Using History to Invigorate Common-Core Lessons

Sam Wineburg, an expert in historical thinking and a professor at the Stanford Graduate School of Education, writes that use of historical text in the classroom will help achieve the Common Core standards. Historical text is "letters, diaries, secret communiqués, official promulgations, public speeches, and the like," not a history textbook. Importantly, historical text is informational text, and it exposes students to a variety of topics and complexity. In addition, close reading is at the heart of reading and understanding historical text. Wineburg's last point is that knowing how to read and analyze historical text gives students the ability to question the veracity of informational text, a much needed skill especially in a world now dominated with information (e.g., content found on the internet).

Content Comments 

In this short article, Sam Wineburg makes a strong case to educators that the use of historical text is important in achieving many of the standards and skills found in the Common Core standards.
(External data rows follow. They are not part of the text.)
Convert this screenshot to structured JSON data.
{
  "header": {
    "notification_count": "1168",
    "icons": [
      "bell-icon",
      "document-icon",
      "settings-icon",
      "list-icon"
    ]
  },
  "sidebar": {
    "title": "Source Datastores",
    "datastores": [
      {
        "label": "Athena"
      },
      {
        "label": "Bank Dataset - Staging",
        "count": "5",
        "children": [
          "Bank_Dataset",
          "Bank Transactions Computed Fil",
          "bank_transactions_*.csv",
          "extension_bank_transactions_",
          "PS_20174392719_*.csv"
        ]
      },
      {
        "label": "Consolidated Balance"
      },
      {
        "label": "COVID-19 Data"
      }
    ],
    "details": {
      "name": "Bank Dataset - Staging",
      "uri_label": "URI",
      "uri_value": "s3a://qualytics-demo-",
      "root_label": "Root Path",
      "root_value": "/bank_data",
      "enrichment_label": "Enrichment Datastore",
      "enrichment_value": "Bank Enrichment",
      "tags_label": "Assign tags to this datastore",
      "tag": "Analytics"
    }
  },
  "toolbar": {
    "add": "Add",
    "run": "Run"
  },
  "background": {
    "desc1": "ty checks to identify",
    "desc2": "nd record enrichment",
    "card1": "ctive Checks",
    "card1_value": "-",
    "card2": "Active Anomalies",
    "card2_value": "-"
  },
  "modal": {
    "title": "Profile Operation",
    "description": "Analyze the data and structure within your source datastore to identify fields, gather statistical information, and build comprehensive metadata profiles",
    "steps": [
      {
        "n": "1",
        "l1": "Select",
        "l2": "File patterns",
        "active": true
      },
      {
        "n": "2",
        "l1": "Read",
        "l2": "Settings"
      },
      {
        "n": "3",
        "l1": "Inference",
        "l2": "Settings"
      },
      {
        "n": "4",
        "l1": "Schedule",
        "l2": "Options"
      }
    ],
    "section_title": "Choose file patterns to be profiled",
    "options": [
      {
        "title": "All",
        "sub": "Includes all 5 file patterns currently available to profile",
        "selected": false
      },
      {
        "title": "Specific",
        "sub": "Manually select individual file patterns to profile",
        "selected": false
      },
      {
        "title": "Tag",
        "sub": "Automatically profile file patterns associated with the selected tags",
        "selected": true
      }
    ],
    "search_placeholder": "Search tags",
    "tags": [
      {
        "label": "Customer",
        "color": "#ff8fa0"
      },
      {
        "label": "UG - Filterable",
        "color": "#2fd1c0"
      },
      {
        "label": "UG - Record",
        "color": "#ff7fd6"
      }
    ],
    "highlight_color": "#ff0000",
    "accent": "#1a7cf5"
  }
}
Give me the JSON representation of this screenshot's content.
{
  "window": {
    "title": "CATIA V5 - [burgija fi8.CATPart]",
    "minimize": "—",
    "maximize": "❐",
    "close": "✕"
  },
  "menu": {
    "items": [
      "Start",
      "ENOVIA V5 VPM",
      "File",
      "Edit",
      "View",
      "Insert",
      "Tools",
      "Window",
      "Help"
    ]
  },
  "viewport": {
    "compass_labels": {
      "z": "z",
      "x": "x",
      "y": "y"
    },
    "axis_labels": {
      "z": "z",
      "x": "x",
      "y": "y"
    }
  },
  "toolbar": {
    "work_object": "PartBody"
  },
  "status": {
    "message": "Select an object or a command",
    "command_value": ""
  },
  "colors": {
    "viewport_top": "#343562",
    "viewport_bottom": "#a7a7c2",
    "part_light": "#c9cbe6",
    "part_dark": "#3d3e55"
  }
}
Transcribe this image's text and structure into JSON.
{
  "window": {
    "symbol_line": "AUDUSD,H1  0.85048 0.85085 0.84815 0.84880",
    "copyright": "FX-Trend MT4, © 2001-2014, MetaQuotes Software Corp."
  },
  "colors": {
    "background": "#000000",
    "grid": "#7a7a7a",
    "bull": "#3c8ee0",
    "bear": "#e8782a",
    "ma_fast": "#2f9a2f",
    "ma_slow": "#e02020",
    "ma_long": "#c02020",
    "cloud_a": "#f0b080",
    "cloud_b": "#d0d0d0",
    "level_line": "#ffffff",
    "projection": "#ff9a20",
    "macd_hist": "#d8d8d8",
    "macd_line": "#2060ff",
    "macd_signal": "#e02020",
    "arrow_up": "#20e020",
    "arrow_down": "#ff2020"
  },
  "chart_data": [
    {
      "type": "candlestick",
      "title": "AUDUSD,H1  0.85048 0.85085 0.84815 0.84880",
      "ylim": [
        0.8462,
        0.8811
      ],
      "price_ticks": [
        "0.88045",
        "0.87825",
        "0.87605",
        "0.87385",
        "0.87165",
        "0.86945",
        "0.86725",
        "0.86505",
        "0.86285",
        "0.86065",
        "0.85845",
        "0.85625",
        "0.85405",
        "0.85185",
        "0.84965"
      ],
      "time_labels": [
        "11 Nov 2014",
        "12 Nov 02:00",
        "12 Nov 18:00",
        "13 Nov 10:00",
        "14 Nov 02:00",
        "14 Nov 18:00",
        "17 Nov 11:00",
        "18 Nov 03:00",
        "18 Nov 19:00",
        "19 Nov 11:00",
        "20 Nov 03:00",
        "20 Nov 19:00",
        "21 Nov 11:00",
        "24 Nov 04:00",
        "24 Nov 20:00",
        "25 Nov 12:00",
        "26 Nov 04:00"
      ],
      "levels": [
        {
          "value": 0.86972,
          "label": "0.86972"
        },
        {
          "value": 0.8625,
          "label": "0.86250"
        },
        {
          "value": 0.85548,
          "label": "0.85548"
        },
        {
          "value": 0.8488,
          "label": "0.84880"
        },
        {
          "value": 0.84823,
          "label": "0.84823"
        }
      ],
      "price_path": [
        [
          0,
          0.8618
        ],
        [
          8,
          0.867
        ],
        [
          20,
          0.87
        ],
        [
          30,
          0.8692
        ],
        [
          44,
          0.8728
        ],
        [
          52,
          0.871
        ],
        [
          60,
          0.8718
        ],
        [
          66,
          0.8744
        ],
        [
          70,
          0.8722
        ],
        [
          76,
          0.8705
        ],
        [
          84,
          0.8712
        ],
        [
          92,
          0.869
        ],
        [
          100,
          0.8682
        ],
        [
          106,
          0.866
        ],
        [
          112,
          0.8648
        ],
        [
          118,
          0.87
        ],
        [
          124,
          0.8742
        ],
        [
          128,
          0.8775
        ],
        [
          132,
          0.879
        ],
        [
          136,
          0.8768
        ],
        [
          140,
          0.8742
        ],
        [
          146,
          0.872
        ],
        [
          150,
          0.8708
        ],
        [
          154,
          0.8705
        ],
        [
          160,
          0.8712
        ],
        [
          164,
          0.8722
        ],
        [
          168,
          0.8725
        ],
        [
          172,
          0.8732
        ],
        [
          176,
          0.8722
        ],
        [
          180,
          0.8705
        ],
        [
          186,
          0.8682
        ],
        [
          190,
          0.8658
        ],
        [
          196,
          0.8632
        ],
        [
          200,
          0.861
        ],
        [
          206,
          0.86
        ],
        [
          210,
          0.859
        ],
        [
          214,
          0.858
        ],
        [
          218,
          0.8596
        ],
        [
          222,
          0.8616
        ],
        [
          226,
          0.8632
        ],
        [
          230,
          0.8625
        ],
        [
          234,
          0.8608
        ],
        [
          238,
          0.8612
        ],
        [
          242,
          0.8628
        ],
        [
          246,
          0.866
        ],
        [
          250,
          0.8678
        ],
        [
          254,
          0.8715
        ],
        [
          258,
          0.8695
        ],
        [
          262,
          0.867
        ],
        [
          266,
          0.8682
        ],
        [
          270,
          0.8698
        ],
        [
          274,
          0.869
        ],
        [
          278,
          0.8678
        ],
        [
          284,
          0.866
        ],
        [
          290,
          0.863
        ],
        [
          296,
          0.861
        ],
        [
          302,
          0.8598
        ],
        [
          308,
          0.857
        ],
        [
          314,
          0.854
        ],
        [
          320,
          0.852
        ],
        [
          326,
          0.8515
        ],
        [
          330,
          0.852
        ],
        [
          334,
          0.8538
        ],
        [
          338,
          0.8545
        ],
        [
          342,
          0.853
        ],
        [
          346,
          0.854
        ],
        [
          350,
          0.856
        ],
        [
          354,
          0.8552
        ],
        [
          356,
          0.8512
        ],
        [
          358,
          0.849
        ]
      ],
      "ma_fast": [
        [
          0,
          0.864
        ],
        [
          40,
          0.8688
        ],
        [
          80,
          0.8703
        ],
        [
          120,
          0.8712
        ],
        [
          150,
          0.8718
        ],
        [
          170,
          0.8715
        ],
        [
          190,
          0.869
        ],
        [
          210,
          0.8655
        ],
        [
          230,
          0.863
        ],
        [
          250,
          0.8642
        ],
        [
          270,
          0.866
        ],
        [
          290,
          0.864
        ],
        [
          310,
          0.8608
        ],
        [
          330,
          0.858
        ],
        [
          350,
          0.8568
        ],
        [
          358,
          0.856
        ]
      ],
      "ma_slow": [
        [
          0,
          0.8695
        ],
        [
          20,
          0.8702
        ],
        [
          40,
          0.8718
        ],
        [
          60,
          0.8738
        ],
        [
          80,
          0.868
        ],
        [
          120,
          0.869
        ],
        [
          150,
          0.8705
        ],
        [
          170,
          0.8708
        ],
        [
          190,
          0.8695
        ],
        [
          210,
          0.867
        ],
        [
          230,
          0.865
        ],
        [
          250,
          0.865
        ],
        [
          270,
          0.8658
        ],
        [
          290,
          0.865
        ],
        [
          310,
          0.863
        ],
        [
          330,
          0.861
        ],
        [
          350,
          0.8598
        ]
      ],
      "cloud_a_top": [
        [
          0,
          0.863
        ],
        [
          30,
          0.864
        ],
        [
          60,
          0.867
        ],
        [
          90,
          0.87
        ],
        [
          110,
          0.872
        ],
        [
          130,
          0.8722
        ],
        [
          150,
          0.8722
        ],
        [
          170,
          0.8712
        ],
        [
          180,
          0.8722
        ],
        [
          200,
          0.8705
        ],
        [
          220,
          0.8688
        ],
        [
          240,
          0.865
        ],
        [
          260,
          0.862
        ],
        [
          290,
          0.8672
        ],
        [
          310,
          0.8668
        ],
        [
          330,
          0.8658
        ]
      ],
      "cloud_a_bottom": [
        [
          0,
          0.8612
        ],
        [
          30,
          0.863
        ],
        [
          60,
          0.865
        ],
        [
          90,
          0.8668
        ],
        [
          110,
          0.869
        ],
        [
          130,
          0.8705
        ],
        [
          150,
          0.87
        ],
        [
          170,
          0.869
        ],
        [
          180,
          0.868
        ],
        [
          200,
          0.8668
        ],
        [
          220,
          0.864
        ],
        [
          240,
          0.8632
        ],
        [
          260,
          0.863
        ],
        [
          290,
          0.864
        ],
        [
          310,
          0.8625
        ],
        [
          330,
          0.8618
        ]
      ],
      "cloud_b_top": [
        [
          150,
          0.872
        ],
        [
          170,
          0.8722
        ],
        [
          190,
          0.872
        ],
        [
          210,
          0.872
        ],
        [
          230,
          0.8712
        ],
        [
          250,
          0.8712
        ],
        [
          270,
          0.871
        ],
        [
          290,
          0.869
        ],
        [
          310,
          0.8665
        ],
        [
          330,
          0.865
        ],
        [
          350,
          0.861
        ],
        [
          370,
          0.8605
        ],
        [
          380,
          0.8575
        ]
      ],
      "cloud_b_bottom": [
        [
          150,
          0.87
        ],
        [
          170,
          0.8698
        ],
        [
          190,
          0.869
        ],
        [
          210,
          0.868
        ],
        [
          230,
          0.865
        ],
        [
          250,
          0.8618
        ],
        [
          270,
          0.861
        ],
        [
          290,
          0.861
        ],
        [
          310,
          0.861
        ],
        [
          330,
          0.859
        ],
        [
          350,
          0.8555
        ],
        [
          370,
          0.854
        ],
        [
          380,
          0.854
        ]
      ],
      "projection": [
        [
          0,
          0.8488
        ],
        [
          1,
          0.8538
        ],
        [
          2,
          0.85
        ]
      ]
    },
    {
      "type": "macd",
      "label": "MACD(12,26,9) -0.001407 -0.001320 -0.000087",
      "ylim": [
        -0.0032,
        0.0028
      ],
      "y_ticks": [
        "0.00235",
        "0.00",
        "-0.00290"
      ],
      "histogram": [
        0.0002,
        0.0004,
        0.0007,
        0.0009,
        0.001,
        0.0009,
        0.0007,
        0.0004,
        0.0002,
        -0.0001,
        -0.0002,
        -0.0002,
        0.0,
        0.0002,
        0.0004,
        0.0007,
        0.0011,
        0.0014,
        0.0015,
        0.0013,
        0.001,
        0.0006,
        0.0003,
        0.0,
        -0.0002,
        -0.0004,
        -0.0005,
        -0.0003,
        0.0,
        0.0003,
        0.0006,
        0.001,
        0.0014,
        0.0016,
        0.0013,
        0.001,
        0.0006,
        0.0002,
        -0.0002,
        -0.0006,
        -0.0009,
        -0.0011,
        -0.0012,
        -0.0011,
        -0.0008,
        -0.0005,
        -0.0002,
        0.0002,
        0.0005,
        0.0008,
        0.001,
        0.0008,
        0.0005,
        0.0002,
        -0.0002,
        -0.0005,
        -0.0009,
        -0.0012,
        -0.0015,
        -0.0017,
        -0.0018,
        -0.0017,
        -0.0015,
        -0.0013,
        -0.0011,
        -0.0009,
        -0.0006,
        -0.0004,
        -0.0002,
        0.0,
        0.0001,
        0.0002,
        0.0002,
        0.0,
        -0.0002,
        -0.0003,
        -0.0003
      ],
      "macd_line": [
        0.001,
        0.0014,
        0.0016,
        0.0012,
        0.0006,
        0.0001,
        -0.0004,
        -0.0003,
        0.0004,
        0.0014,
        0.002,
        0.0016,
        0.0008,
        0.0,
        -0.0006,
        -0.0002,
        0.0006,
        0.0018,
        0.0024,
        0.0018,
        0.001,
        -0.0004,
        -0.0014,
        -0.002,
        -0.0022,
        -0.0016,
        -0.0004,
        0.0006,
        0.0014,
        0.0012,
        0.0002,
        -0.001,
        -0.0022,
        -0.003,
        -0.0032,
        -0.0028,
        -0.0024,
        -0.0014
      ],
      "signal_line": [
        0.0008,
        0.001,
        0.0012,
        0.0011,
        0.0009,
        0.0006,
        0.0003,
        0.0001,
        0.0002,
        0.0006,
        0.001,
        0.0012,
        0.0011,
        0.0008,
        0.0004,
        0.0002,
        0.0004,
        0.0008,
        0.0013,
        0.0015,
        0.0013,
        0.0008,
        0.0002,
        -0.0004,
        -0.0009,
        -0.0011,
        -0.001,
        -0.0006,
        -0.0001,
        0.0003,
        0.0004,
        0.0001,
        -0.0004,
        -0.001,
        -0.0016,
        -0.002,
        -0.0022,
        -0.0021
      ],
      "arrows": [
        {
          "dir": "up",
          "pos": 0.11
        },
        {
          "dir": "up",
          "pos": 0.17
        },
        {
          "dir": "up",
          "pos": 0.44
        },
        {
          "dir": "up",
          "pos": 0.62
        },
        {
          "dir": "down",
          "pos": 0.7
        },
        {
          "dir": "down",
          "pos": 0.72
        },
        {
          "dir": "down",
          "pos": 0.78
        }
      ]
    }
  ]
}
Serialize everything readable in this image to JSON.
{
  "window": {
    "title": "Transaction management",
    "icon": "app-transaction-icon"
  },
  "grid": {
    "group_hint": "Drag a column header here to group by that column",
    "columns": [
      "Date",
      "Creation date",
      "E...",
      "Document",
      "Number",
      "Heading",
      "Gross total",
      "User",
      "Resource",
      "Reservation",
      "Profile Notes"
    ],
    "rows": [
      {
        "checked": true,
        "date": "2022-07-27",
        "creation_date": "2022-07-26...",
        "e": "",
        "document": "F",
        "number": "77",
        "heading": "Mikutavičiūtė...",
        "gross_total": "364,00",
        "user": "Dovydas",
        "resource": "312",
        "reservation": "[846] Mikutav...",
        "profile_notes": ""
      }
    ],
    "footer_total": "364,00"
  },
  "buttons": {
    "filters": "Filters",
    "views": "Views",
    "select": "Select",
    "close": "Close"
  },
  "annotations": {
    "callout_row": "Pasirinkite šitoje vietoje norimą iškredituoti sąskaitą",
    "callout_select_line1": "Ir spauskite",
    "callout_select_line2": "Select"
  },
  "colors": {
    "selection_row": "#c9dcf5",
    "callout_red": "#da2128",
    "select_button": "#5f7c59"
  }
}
The Common Core calls for an increase in the reading of nonfiction and informational text, which is the essence of historical text (e.g., Martin Luther King Jr.’s “Letter From Birmingham Jail”). Wineburg presents some of the research behind historical thinking and provides examples for why it is important for teachers, especially social studies teachers, to use historical text and to teach students about historical thinking. Incorporating historical text into curriculum can be relatively easy to do, and if taught correctly, historical text can prepare students with the type of thinking needed for the 21st century.